I'm just not the same anymore.
I've turned into a miserable, angry, depressed, self-loathing, whiny, complaining, anxious, mentally unstable piece of crap over the past year or so.
I want to cry- and sometimes I do cry- when I remember how I felt a year, two years, three or five or ten years ago. Sure, there was stuff back then that made me depressed, there was stuff that made me anxious, but I didn't feel the way I do now.
Nothing even feels real to me anymore. Every day is just a day- usually a bad day- and stuff happens, and then it's over and it's on to the next day, which is almost always twice as dissatisfying as the last one. I don't really feel alive like I used to. In fact, most of the time I want to go to bed and fall asleep for days, so I don't have to experience each day happening to me so monotonously. Especially when I go to school, everything is the same. It's like someone is playing one of those old VCR tapes over and over and over, the same movie, the same clips. I don't get any enjoyment out of my life anymore. There's really no point to it.
They keep thinking that putting me on medications is going to save me. Well, it doesn't. Each new pill messes me up even more, right where the last one left off with messing me up. My brain probably looks a lot like Swiss cheese at the moment. And what is the point, what benefit do psychiatrists and therapists get out of stopping me again and again from committing suicide successfully? A paycheck? The fact that it looks good on their resume? I have to think about that honestly. What difference could it possibly make in their lives if I'm here or if I'm six feet under? They don't know me and they see hundreds of other patients who are probably worth saving a lot more than I am. People who could actually be productive to society and get some benefit and enjoyment out of their own lives. THOSE are the people the doctors should be worried about saving.
Very often, I come pretty damn close to doing it. I try not to have the outside world see how miserable and hopeless I really am, I smile a lot, I pretend to laugh, I give half-assed tries to enjoy something for a few minutes. But the sad truth is, at least twice a week I get dangerously close to making another attempt.
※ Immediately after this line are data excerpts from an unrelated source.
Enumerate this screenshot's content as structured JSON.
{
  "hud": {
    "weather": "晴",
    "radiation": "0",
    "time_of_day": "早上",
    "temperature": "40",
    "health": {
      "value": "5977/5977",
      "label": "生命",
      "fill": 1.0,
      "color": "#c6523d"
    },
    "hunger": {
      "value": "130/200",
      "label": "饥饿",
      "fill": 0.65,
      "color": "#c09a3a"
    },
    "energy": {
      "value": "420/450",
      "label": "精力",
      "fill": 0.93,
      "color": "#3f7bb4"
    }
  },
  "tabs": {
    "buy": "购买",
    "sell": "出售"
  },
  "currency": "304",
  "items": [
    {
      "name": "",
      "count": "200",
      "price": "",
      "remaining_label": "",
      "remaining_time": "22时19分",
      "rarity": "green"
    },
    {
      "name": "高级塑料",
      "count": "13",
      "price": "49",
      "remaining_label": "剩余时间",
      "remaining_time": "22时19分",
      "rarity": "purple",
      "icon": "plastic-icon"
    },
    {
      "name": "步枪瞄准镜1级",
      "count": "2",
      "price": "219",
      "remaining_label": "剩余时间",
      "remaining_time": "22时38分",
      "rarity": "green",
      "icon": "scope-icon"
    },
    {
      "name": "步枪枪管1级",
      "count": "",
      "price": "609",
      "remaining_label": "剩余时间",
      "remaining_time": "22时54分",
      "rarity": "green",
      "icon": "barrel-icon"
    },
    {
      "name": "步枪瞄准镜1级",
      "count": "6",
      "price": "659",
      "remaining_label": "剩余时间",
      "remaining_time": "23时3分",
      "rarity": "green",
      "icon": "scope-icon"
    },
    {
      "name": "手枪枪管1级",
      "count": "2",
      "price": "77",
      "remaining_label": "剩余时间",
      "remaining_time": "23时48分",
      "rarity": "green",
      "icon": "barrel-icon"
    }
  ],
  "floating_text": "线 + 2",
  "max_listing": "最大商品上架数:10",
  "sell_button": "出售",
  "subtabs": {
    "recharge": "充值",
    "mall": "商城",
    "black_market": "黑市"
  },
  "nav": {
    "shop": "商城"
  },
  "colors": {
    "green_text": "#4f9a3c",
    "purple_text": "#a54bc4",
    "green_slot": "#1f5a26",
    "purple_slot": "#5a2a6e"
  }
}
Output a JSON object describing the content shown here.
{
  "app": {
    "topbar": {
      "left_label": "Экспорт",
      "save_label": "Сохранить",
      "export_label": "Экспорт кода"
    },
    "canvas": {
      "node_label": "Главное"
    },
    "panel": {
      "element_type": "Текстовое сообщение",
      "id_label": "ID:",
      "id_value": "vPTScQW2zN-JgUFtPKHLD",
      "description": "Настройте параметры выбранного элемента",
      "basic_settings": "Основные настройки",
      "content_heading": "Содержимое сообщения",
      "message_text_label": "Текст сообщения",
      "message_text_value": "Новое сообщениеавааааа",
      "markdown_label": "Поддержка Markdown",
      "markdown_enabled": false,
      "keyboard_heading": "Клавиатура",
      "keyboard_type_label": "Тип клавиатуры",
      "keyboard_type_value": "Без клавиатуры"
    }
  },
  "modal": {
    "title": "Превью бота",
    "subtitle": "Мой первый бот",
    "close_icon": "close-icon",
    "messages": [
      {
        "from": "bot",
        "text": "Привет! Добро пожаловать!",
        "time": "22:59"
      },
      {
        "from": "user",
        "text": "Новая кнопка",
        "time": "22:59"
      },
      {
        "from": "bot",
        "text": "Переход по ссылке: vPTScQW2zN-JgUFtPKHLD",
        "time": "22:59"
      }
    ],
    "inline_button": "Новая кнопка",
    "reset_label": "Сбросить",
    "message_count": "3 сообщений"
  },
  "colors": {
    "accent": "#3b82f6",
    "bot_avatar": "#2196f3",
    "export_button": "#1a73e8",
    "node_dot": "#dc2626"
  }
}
I don't want the help anymore. I'm tired of ending up in the mental hospital, being rushed to my therapist's practice, having emergency appointments made with my psychiatrist so he can poison me with more useless drugs. Each time I've gotten close enough that I even had a chance at being successful, I was "rescued."
If anything, keeping me alive is doing me a greater disservice than causing me to fail at ending my own life.
The one thing I don't feel right about is how it would hurt my mom. She's my best friend most of the time, she was there for me when everyone else walked out of my life or gave up on me. She had faith in me when I had lost all my faith in me. Even when I piss her off, she does her best to support me. It breaks my heart to think of how she would feel if I was gone, but at the same time I wouldn't want her to feel bad or guilty about it. I don't want her to feel like there was anything she could've done to save me. It just hurts me to think of how sad she would be.
I guess I should just sit down and have a talk with her, and tell her how much I really do love her and that this isn't her fault. I need her to understand that it's time for me to give up and that I don't want to suffer anymore, and that I know she doesn't want me to suffer anymore either. I remember trying to talk myself out of ever trying to kill myself again, seeing how devastated she was after finding me half-conscious on the bathroom floor with my empty pill bottle. It killed me to watch her cry over me like that at the hospital, begging me not to hurt myself anymore.
But I can't keep going on the way I have been. I need to find peace and I'm not going to find it here on this earth. Every day I think about how I would do it and where I would do it and how much it would hurt, and most of the time I can stop myself, but I'm running out of options.
If my life were a play, it would certainly be a tragedy, and I think it might be time for my curtain call.